Five firms, one call — what are they seeing?
Deutsche Bank, RBC, Wells Fargo, Oppenheimer, and Morgan Stanley all initiated with a buy rating, averaging a target of ~$250.
Against last Friday's close of $145.30, that target implies roughly 72% upside and a valuation of about $3.3 trillion.
This means → Wall Street's consensus is that the current price deeply undervalues SpaceX's long-term potential, with almost no dissent.
Why can't Wall Street figure out who should cover this company?
SpaceX straddles rocket launches, satellite broadband (Starlink), and artificial intelligence — it fits no single industry bucket.
The lead analysts assigned by the five firms come from autos, aerospace & defense, tech, telecom, and embodied AI — five entirely different desks.
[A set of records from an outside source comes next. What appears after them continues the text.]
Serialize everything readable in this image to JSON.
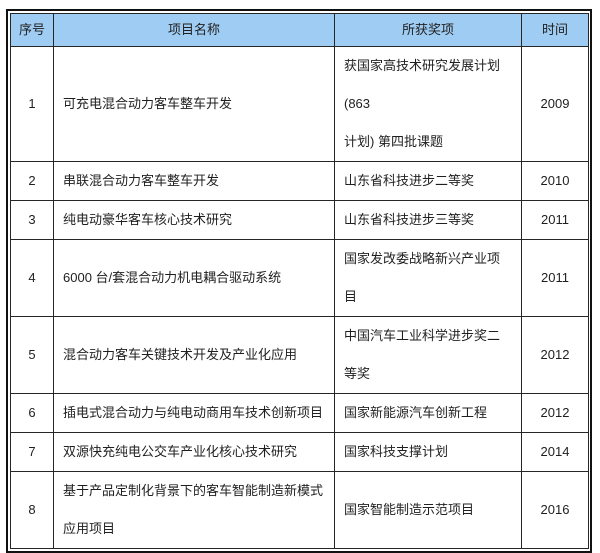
{
  "table": {
    "columns": [
      {
        "key": "index",
        "label": "序号"
      },
      {
        "key": "name",
        "label": "项目名称"
      },
      {
        "key": "award",
        "label": "所获奖项"
      },
      {
        "key": "year",
        "label": "时间"
      }
    ],
    "rows": [
      {
        "index": "1",
        "name": "可充电混合动力客车整车开发",
        "award": "获国家高技术研究发展计划(863\n计划) 第四批课题",
        "year": "2009"
      },
      {
        "index": "2",
        "name": "串联混合动力客车整车开发",
        "award": "山东省科技进步二等奖",
        "year": "2010"
      },
      {
        "index": "3",
        "name": "纯电动豪华客车核心技术研究",
        "award": "山东省科技进步三等奖",
        "year": "2011"
      },
      {
        "index": "4",
        "name": "6000 台/套混合动力机电耦合驱动系统",
        "award": "国家发改委战略新兴产业项目",
        "year": "2011"
      },
      {
        "index": "5",
        "name": "混合动力客车关键技术开发及产业化应用",
        "award": "中国汽车工业科学进步奖二等奖",
        "year": "2012"
      },
      {
        "index": "6",
        "name": "插电式混合动力与纯电动商用车技术创新项目",
        "award": "国家新能源汽车创新工程",
        "year": "2012"
      },
      {
        "index": "7",
        "name": "双源快充纯电公交车产业化核心技术研究",
        "award": "国家科技支撑计划",
        "year": "2014"
      },
      {
        "index": "8",
        "name": "基于产品定制化背景下的客车智能制造新模式\n应用项目",
        "award": "国家智能制造示范项目",
        "year": "2016"
      }
    ]
  },
  "colors": {
    "header_bg": "#9fccf3",
    "border": "#262626",
    "outer_border": "#111111",
    "text": "#1f1f1f",
    "bg": "#ffffff"
  }
}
In plain terms = it's as if one company ran a restaurant chain, a logistics firm, and a chipmaker at once — no single analyst can see the whole picture, so banks are improvising.
Why did RBC go with a team approach?
RBC analyst Ken Herbert said openly: "We took a team approach… three analysts collaborated on the initiation."
He explained that when clients ask about Starlink's satellite broadband details, he has to bring in a telecom colleague.
He even admitted: "I don't know if I'll still be the lead analyst in two years." This reflects a business footprint that has outgrown any single analyst's domain.
The stock is falling — doesn't that contradict a unanimous buy?
SpaceX closed at $145.30 last Friday, its lowest close since its June IPO, and slipped another 0.9% to $144.04 in pre-market trading.
This means → the market is still digesting post-IPO pricing froth in the short term, but five simultaneous buy calls signal that longer-horizon capital sees this level as an entry point.
In plain terms = a new low and a wall of buy ratings aren't contradictory — one is short-term sentiment, the other is a two-to-three-year bet.